WASHINGTON ? As the election season intensifies, the Supreme Court will hear a dispute Monday involving the fairness of new voting districts drawn by the Texas Legislature.
The case arises as several challenges from other states and localities have been made against the landmark 1965 Voting Rights Act. Advocates on both sides are watching the Texas case for signals from the court on whether a decades-old provision intended to ensure equality at the polls should stand.
In Texas, a San Antonio-based federal court blocked the Legislature's voting-district maps, saying they could not be used until officials had ensured, based on the 1965 law, that they didn't harm the interests of Hispanics and blacks.
Texas contends the lower-court judges wrongly drew a new, interim plan for state House and Senate districts and Texas' 36 congressional districts. State lawyers say the judges should have deferred to the legislative plan even though it had not been cleared under Section 5 of the Voting Rights Act.
That section, covering nine mostly Southern states and scores of smaller jurisdictions elsewhere with a history of racial discrimination, requires the localities to show in advance that new maps or other changes would not undermine minorities' voting rights.
Though Texas only implicitly challenges that section, several direct attacks to the constitutionality of Section 5 are simmering, including one from Shelby County, Ala., to be heard by a federal court this month.
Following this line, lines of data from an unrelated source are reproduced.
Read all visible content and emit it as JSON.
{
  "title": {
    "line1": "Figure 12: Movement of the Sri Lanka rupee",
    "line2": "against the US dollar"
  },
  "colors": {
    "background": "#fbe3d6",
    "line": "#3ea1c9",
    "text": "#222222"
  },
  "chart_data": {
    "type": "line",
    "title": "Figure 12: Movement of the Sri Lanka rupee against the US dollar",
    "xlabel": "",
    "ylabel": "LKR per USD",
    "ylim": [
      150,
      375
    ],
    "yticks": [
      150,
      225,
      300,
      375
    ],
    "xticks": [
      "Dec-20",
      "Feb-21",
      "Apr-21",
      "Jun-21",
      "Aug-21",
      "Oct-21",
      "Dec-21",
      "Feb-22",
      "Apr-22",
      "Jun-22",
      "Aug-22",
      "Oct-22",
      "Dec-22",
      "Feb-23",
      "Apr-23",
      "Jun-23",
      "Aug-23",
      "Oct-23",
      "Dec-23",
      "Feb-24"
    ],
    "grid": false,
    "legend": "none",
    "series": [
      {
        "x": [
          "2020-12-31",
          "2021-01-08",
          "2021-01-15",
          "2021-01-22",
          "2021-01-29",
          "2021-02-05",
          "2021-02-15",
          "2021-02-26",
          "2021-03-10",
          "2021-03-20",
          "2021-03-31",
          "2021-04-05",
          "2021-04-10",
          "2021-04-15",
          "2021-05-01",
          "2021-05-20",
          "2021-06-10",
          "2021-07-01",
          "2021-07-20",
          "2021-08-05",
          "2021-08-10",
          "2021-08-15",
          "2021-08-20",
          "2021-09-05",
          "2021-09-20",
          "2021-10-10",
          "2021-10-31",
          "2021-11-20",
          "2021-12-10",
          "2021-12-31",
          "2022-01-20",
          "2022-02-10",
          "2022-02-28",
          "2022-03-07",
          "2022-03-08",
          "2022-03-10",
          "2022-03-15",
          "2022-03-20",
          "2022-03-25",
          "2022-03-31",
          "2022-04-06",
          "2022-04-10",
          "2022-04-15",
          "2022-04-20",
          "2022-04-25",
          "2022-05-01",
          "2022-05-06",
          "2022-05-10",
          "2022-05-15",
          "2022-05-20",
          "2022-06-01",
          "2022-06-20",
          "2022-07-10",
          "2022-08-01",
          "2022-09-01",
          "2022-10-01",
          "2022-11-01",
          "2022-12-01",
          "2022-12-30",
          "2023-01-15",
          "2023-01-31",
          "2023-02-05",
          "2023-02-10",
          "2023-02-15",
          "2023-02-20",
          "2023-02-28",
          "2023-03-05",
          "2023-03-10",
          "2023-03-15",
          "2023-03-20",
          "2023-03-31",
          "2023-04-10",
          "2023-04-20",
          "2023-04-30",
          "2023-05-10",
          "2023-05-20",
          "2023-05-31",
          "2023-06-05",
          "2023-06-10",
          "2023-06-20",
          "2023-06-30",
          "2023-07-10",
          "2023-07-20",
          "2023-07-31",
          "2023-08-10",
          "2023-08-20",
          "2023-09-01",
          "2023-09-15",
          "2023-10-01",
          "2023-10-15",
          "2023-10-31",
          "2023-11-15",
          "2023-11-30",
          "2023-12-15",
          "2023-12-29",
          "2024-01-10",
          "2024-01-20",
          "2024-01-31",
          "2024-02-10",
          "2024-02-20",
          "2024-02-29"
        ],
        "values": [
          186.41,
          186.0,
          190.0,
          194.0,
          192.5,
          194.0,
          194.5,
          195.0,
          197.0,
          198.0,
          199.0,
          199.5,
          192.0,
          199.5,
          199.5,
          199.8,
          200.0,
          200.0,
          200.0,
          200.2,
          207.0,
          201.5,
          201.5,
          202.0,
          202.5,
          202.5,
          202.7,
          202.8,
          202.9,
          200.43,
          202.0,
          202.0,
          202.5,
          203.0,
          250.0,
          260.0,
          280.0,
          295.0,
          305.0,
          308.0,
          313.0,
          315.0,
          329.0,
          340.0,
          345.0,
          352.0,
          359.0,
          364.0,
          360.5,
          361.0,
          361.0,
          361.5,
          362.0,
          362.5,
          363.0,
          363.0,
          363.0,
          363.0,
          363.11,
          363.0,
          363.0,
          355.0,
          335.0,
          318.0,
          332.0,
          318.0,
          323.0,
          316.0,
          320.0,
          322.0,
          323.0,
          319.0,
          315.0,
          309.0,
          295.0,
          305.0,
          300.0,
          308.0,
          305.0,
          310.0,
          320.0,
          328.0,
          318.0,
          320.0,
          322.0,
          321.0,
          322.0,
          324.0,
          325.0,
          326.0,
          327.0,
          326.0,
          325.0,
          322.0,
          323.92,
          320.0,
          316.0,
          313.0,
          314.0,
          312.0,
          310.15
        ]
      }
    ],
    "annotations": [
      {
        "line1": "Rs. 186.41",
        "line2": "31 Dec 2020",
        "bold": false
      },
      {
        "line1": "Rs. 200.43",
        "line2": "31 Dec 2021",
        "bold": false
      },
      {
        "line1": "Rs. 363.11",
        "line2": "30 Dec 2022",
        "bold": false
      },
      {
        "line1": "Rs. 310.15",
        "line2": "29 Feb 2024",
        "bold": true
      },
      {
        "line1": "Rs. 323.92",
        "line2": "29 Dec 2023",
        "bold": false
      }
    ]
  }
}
At the Supreme Court, the looming constitutional question "will be the 800-pound gorilla in the room," says Professor Richard Hasen, an election law expert at the University of California-Irvine. Hasen observes that because of other cases in the pipeline, the justices are likely to "sooner rather than later" rule on the constitutionality of Section 5's pre-clearance rule.
It's an issue that can determine the fate of voting districts, as well as voter identification rules and any new election procedures. It could also make a difference not just in who casts a ballot but who wins an election.
The justices put the case on a fast track because of scheduled primary elections this spring. The Texas primary already has been delayed from March 6 to April 3 because of the litigation.
In 2009, when the justices last took up the Voting Rights Act, Chief Justice John Roberts said the "pre-clearance" rule intrudes on states and suggested it may no longer be necessary because "things have changed in the South." Yet in 2009, Roberts and the court majority did not rule on the constitutionality of Section 5 because the Texas utility district that challenged the law was exempt under a "bailout" provision.
The latest Texas dispute arises from growth in the state, particularly among Latinos, as documented by the 2010 Census. From 2000 to 2010, population rose by more than 4 million people, to 25 million. Hispanic population rose by about 2.8 million, the black population by about 523,000, and white population by about 465,000.
Because of that growth, the state gained four more seats in the U.S. House of Representatives. The GOP-controlled Legislature drew maps for the U.S. House and for the state Senate and House. As the San Antonio-based federal court documented, the Legislature's maps reduced "minority opportunity districts" (in which Latinos or blacks constitute at least 50% of voting age population) and minimized the chance that they could elect candidates of their choice.
"We picked up four seats, and it's important to look at the people who contributed to that," says state Rep. Trey Martinez Fischer, a San Antonio Democrat who is part of a coalition challenging the Legislature's maps. "It just seems very suspicious that the state of Texas is willing to accept that growth for political power in Congress but overlook those who brought them to the dance."
State Attorney General Greg Abbott defends the voting districts and emphasizes the drawing of boundaries is "a core function of" a state legislature requiring a "complex balancing of countless different interests." He says lower-court judges should have presumed the Legislature acted in good faith and not drawn a new map based on their own criteria.
The Justice Department says Texas may not enforce the districts until they are tested in a separate court proceeding underway in Washington. Yet it says the lower court should have more fully explained its rationale for the interim district boundaries.